Caso Trentini. Eutanasia, un'altra assoluzione
Davide Trentini con Mina Welby
Assolti perché il fatto non sussiste. Con questa formula, la Corte d’Assise di Massa (Massa Carrara) ha assolto Mina Welby e Marco Cappato, rispettivamente co-presidente e tesoriere dell’associazione radicale Luca Coscioni, dall’accusa di aiuto nel suicidio. Già il pubblico ministero, Marco Mansi, aveva chiesto il minimo della pena (3 anni e 4 mesi), ritenendo il gesto compiuto dagli imputati nei confronti di Davide Trentini – malato di sclerosi multipla – un comportamento meritevole «di alcune attenuanti», perché ispirato da «nobili intenti». Questo “nobile gesto” si è concretizzato nel dar corso alla disperata richiesta del malato di porre fine alla sua vita: in una clinica svizzera che eroga il suicidio assistito, dopo un iter medico burocratico in gran parte percorribile a distanza. Era l’aprile del 2017: immediatamente dopo la morte di Trentini, i due imputati assolti ieri si erano autodenunciati ai Carabinieri, ovviamente nell’intento di creare il caso giudiziario e nella speranza di giungere all’esito effettivamente decretato lunedì.
SECONDO NOI Strategie e smanie madri d'ingiustizia
Sotto il profilo giuridico, la questione è complessa. Fino alla sentenza 242 del 2019, il nostro codice penale vietava sempre e comunque l’assistenza nel suicidio di una persona. Poi, alla Consulta è arrivato il caso di dj Fabo, un altro malato – cieco e tetraplegico – aiutato a morire sempre in Svizzera, e sempre da Cappato. Ed ecco la decisione del cosiddetto “giudice delle leggi”: l’assistenza al suicidio non può essere punita quando il malato che la chiede è tenuto in vita da presidi di sostegno vitale, è affetto da una patologia irreversibile che sia fonte di sofferenze fisiche e psichiche da lui ritenute intollerabili, ancora è in grado di prendere decisioni libere e consapevoli, e già è stato inserito in un ciclo di cure palliative. Condizioni tutte presenti in Trentini, a eccezione – almeno così sembrava – di una sostanziale: la sottoposizione a trattamenti di sostegno vitale, come per esempio la ventilazione assistita. Ed era proprio su questo aspetto che si era concentrato il consulente di parte, l’anestesista Mario Riccio, salito alla ribalta nel 2006, quando aveva staccato i macchinari a Piergiorgio Welby: per lui, la terapia farmacologica (contro i dolori e gli spasmi) e meccanica (per l’evacuazione delle feci) costituivano una terapia di sostegno vitale, in grado dunque di determinare l’assoluzione degli imputati.
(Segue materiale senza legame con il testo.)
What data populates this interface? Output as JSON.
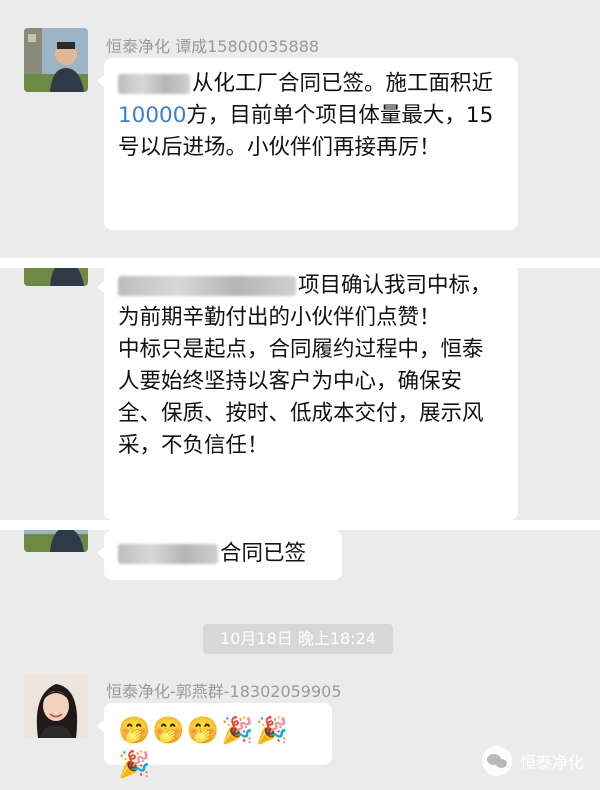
{
  "messages": [
    {
      "sender": "恒泰净化 谭成15800035888",
      "text_before_highlight": "从化工厂合同已签。施工面积近",
      "highlight": "10000",
      "text_after_highlight": "方，目前单个项目体量最大，15号以后进场。小伙伴们再接再厉！"
    },
    {
      "sender": "恒泰净化 谭成15800035888",
      "text_line1": "项目确认我司中标，为前期辛勤付出的小伙伴们点赞！",
      "text_line2": "中标只是起点，合同履约过程中，恒泰人要始终坚持以客户为中心，确保安全、保质、按时、低成本交付，展示风采，不负信任！"
    },
    {
      "text": "合同已签"
    }
  ],
  "timestamp": "10月18日 晚上18:24",
  "last_message": {
    "sender": "恒泰净化-郭燕群-18302059905",
    "emoji": [
      "🤭",
      "🤭",
      "🤭",
      "🎉",
      "🎉",
      "🎉"
    ]
  },
  "watermark": "恒泰净化",
  "colors": {
    "background": "#ebebeb",
    "bubble": "#ffffff",
    "highlight": "#3b7dd8",
    "name": "#9a9a9a"
  }
}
Immediatamente dopo la pronuncia del dispositivo della sentenza, Gallo ha commentato il verdetto come un «importante precedente per tutti quei malati che non sono dipendenti da una macchina, ma che sono dipendenti da farmaci, e hanno delle malattie irreversibili che producono gravi sofferenze». Della sentenza, lunedì, è stato letto solo il dispositivo, vale a dire la decisione. Per le ragioni che l’hanno ispirato, bisognerà invece attendere il deposito del provvedimento integrale. Non è infatti scontato che la Corte d’assise – in punta di diritto – abbia accolto la prospettiva disegnata da Riccio. Nella sentenza del 2019, infatti, la Corte Costituzionale aveva disciplinato anche le “condotte” – cioè gli aiuti nel suicidio – compiuti prima della sua pronuncia, e nel frangente aveva invitato i giudici ad assolvere non solo coloro che avevano operato in presenza delle precise condizioni indicate nella vicenda di dj Fabo, ma anche gli imputati che avevano agito in presenza di contesti equivalenti: quelli cioè caratterizzati dalla gravità della malattia e dalla libera volontà – in capo al degente – di porre fine alla propria vita.
Alberto Gambino, presidente di Scienza e vita, commenta lapidario: «Suggerisco a chi plaude alla decisione di avere l’onestà di riconoscere che quando un’autodenuncia finisce con l’assoluzione, evidentemente si è tentato di strumentalizzare un caso pietoso».